Выбрать главу

И здесь не следует представлять себе аморфное как нечто исключительно безликое и неподвижное, скорее это что-то вроде места творения, неопределённого, неопределимого, как открытые в своё время благодаря преломлению света элементарные микроскопические движения вещества, далёкие от известных нам сложных органических форм и ещё более далёкие от наших описаний, из которых укажем наиболее приземлённые абстракции, например геометрию. «Почему геометрию часто называют „приземлённой“ и „сухой“? – задаётся вопросом Мандельброт и пытается дать ответ: – Одна из причин – её неспособность описывать формы, такие как форма облака, горы, береговой линии или дерева». Облака не шары, горы не конусы, береговые линии не окружности. Кора не гладкая – и уж тем более молния не прочерчивает прямую… Существование подобных форм бросает нам вызов, заставляя изучать то, что Евклид отбросил как «аморфное», а именно морфологию «аморфного» (Benoît B. Mandelbrot, «Die fraktale Geometrie der Natur», Бенуа Мандельброт. «Фрактальная геометрия природы»).

Непосредственное изучение аморфного вполне можно доверить фрактальной геометрии. Мы же удовольствуемся тем, что поразмыслим о нашем стремлении погрузиться в состояния, подобные тому, что мы называем аморфным. Возможно, в опьянении, в любовном свидании, в анонимной городской толчее незнакомых людей, в субтропиках, в тепле тела – во всём, что нас завораживает, мы можем время от времени ощутить приближение к аморфному, к безликости, к потусторонности. Но лишь приближение. Большее было бы для нас смертоносным. Ощущение явного недостатка различия между кожей и воздухом, между телом и миром, между человеком и человеком очень покойно, почти райски покойно, но доведённое в своих последствиях до крайности было бы смертоносным, попросту уничтожило бы каждого индивида. Несомненно, в этом и состоит причина того, что мы так жадно ищем симуляции этого ощущения в искусстве, как и причина того, что писатель старается достигнуть состояния языкового рая, где писатель и язык сливаются воедино, несмотря на то что раз за разом всё заканчивается изгнанием из рая, который он считает полностью своим творением.

Рай

Это могло бы выглядеть так, будто стремление писателя пробиться к упорядочивающему действию случайности и связать себя с ним, раз уж оно составляет часть нашего сознания смертности, как собственной, так и других людей, является также частью нашего представления о рае как мистическом месте безликого человеческого бытия в мире.

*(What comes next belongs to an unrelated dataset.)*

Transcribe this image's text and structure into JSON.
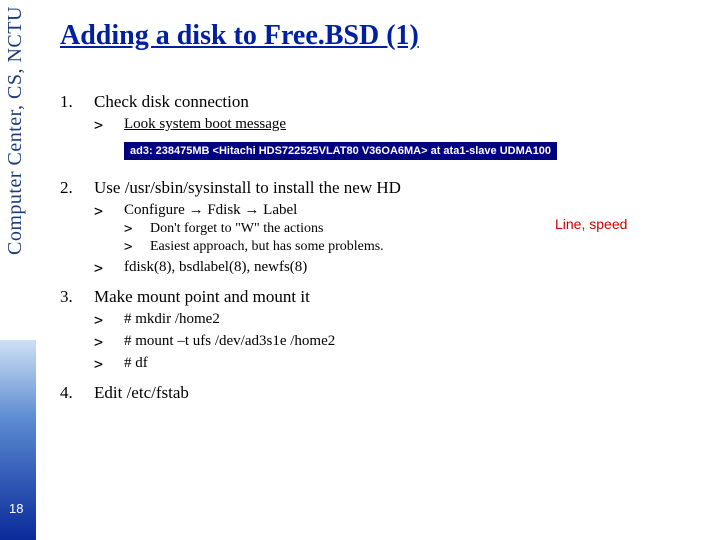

Слово paradeisos (рай) происходит из древнеперсидского и обозначает ограниченный, огороженный сад. За пределами этого сада лежит пустыня, где жизнь абсолютно невозможна. Но не будь пустыни, этого антисада (выражение из эссе Салаха Стетье* «Рай», Salah Stétié «Firdaws»), не было бы и сада, поскольку определяется он через своё отграничение от пустыни. Время от времени в этом уголке мира случается, что человек удаляется в пустыню на несколько дней, дабы углубиться в молитву. Возможно также, чтобы взглянуть на сад и антисад как части одной и той же тайны.

Здесь рай и изгнание из рая становятся вещами вполне реальными и обыденными. Но наши представления о мистических садах, обрамляющих жизнь всего человечества, недалеко ушли от этого исходного восприятия соотношения между обычным садом и обычной пустыней. Они просто перенесены на гораздо больший масштаб, где они становятся фикцией, но от этого не менее реальными стимулами для наших поступков.

В нашей мифологии присутствуют два сада. Отчасти исходный рай, Господень рай на земле, где обрели счастье первые люди, поскольку не знали, что живут, и отчасти рай иной, небесный рай человечества, где мы когда-нибудь обретём своё счастье, поскольку не будем знать, что умерли. Этот первый рай, где человеческое бытие сливалось с естеством, и рай последний, где человек сольётся уже с небесным светом, создавшим рай первый, относятся друг к другу как сад к антисаду, как оазис к пустыне, а в конечном итоге как жизнь к смерти.

Когда Адам и Ева в своё время были изгнаны из рая, случилось это потому, что они поели от Древа Познания и тем прозрели и увидели мир и собственную жизнь. Возможно, у них тогда возникло и предчувствие упорядочивающего действия случайности. И вот, когда они стояли за вратами рая с этим предчувствием – их первым багажом, в пустыне, где они могли лицезреть не только собственную жизнь, но и её необратимый характер, у них не осталось иного выхода, кроме как обратить своё непосредственное стремление вернуться в рай в тоску, устремлённую в будущее, стремление во что бы то ни стало воссоздать потерянный рай, желательно прежде смерти, но при необходимости и после неё, в свете преображения, в который мы, наверное, даже с большим правом, чем думаем, веруем – веруем, что мы являемся его частью с начала, а значит, и до конца веков.